Chief Health Officer Jeannette Young last week said if cases remained low on Monday she would consider reopening aged care facilities to visitors.
“Just because we all know that 14 day incubation period and we all know that there are cases — around 20 per cent or so — that don’t get any symptoms, so then you have to wait until they’ve spread it to someone else to be able to pick it up,” Young said.
“So Monday is when I’ll be able to say that I think that we’ve probably — and it’s always a probable unfortunately — probably avoided further cases out of that cluster due to those young women who went down to Melbourne.”
Premier Annastacia Palaszczuk congratulated the state for its efforts, with only 11 active coronavirus cases remaining.
“Another day with no cases of COVID-19 … keep up the great work!” she tweeted on Sunday.
It came as hundreds of partygoers have avoid criminal charges for breaching health measures after attending a beach party in the state’s far north.
Police broke up a gathering of between 200 to 300 people at Wangetti Beach on Saturday and were forced to call for back-up when the crowd turned hostile.
Queenslanders returning home from NSW, Victoria or the ACT must now arrive by air and pay at least $2800 for their two-week stay in hotel quarantine.
The tough new rules follow the premier’s decision to close the border from Saturday to guard against community transmission of coronavirus.
Those who fail to comply could face on-the-spot fines of $1334, court-imposed penalties of up to $13,345 or six months imprisonment.
The two infected Logan women visited schools, shops and restaurants across Logan and Brisbane while they were potentially infectious.
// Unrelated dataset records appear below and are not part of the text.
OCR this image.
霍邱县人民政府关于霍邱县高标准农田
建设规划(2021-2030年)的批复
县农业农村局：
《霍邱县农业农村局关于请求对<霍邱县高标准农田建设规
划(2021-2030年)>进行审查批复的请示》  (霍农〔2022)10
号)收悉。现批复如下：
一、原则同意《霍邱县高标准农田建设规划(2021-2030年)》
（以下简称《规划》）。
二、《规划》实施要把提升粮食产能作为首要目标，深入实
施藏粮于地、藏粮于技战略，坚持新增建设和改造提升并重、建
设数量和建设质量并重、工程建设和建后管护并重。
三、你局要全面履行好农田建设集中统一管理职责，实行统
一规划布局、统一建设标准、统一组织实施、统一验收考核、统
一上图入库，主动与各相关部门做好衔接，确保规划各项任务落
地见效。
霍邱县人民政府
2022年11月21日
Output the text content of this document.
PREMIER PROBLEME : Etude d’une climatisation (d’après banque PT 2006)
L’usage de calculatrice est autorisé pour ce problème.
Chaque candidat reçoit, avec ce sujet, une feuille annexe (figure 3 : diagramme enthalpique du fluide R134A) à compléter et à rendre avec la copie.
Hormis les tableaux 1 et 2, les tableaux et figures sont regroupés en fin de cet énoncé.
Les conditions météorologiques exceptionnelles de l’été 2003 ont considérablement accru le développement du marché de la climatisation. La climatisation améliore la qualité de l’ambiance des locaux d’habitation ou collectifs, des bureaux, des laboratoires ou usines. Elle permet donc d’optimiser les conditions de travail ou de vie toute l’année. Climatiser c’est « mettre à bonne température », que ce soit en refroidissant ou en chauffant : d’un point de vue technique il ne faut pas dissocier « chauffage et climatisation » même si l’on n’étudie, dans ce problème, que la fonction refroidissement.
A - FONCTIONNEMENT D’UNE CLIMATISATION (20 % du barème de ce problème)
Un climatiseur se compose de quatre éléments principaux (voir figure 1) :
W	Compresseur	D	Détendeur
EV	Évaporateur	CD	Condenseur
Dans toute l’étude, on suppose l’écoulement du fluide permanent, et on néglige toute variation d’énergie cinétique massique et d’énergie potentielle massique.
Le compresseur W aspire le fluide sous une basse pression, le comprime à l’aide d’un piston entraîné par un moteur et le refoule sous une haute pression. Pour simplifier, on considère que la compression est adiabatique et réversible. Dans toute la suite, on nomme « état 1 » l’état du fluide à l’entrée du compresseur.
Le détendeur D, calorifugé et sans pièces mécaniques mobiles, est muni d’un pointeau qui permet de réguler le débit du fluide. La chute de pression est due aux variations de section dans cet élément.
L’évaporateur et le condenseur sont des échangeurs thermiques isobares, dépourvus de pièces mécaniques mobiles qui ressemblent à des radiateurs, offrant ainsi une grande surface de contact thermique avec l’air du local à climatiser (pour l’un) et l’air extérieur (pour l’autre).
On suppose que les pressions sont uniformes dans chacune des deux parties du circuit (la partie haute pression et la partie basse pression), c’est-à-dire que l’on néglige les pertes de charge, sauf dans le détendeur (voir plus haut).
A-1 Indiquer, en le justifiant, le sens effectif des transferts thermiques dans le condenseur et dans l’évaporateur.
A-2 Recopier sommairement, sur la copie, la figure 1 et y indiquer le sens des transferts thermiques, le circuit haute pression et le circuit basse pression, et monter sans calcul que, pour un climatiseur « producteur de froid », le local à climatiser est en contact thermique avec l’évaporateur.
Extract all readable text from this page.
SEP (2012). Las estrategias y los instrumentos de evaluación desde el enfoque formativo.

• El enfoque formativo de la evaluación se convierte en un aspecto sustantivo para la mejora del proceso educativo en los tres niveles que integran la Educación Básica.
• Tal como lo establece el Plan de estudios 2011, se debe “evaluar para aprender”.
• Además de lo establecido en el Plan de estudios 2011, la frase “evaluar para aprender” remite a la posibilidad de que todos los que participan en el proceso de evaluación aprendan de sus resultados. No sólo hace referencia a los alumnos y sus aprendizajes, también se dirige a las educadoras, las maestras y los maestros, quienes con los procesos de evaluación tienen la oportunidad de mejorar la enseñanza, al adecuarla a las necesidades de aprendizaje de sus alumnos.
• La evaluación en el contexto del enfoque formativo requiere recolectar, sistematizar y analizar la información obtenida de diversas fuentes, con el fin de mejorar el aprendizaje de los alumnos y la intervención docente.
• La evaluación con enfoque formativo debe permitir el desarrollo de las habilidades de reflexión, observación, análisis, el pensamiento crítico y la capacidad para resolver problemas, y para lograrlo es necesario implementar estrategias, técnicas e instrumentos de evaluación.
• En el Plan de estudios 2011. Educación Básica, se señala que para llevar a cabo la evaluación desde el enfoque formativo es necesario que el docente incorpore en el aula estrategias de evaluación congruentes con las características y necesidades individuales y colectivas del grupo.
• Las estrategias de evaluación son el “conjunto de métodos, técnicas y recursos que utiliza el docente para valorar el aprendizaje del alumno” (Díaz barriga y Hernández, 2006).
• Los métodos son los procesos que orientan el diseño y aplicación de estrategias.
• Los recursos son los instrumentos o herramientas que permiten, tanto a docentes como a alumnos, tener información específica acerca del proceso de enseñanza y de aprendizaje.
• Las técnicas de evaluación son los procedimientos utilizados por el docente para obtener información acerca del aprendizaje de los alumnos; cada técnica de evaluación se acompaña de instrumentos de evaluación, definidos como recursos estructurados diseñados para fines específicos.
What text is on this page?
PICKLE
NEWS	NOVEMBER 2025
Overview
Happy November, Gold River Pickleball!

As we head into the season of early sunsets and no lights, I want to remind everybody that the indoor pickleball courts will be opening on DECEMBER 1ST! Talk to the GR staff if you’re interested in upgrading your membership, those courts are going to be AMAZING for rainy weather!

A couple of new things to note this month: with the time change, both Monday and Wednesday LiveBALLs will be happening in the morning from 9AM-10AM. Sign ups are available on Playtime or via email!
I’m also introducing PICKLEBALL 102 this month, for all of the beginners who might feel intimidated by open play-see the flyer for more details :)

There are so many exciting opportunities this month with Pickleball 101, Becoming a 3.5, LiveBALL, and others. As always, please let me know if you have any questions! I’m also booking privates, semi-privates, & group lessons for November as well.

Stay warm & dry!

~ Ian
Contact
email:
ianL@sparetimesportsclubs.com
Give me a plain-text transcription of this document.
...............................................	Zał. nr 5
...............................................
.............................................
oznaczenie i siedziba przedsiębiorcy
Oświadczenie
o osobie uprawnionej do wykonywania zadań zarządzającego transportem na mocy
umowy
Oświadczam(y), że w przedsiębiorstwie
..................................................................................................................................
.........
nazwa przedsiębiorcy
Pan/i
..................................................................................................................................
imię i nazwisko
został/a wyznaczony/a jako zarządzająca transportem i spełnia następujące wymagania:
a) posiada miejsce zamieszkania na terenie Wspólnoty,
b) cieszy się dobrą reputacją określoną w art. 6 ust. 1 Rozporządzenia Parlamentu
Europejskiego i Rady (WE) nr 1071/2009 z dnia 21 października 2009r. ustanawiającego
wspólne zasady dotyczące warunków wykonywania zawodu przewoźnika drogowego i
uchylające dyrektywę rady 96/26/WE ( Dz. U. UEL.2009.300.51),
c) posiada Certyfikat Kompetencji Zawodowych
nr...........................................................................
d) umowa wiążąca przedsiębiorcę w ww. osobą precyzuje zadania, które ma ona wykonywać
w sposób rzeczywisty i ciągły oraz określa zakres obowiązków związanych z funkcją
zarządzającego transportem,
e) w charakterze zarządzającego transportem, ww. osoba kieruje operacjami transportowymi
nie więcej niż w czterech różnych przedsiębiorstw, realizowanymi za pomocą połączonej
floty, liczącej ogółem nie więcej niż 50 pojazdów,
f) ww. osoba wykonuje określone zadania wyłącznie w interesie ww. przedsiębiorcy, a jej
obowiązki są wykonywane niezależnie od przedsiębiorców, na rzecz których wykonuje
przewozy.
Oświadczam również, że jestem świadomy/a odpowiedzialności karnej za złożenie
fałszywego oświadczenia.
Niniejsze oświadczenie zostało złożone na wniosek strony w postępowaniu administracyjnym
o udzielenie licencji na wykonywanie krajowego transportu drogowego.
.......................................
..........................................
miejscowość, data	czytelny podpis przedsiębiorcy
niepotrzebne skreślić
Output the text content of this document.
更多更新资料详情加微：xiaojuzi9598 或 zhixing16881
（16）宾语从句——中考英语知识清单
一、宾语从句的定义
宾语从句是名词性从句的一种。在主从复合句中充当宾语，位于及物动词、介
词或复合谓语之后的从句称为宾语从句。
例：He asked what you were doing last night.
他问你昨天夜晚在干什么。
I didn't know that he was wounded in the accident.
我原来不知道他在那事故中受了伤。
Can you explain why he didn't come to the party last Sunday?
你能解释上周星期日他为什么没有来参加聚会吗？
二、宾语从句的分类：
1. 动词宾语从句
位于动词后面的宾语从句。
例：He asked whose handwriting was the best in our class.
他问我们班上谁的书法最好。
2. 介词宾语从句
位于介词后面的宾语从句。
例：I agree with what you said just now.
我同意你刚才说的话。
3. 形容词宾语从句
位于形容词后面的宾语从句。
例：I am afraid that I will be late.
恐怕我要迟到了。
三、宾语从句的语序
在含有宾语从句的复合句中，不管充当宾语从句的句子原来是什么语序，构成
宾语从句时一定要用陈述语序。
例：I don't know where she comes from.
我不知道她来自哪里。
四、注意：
Logan Mayor Darren Power said he is relieved the city appears to have dodged a bullet.
“Very relieved and Logan is very relieved for obvious reasons, we were in the headlines for a week or so and it’s something I didn’t like in my city and a lot of residents were feeling very very concerned about what was going on.
“We can rest a little bit easier but at the same time we’ve got to be very, very vigilant to continue the same work that we’re all doing,” he said.
Power said the coronavirus cluster was a scare for his community.
“We had a record amount of testing done, we had all these testing locations happening and I know that people were doing the right thing and getting tested, everyone was very concerned,” he said.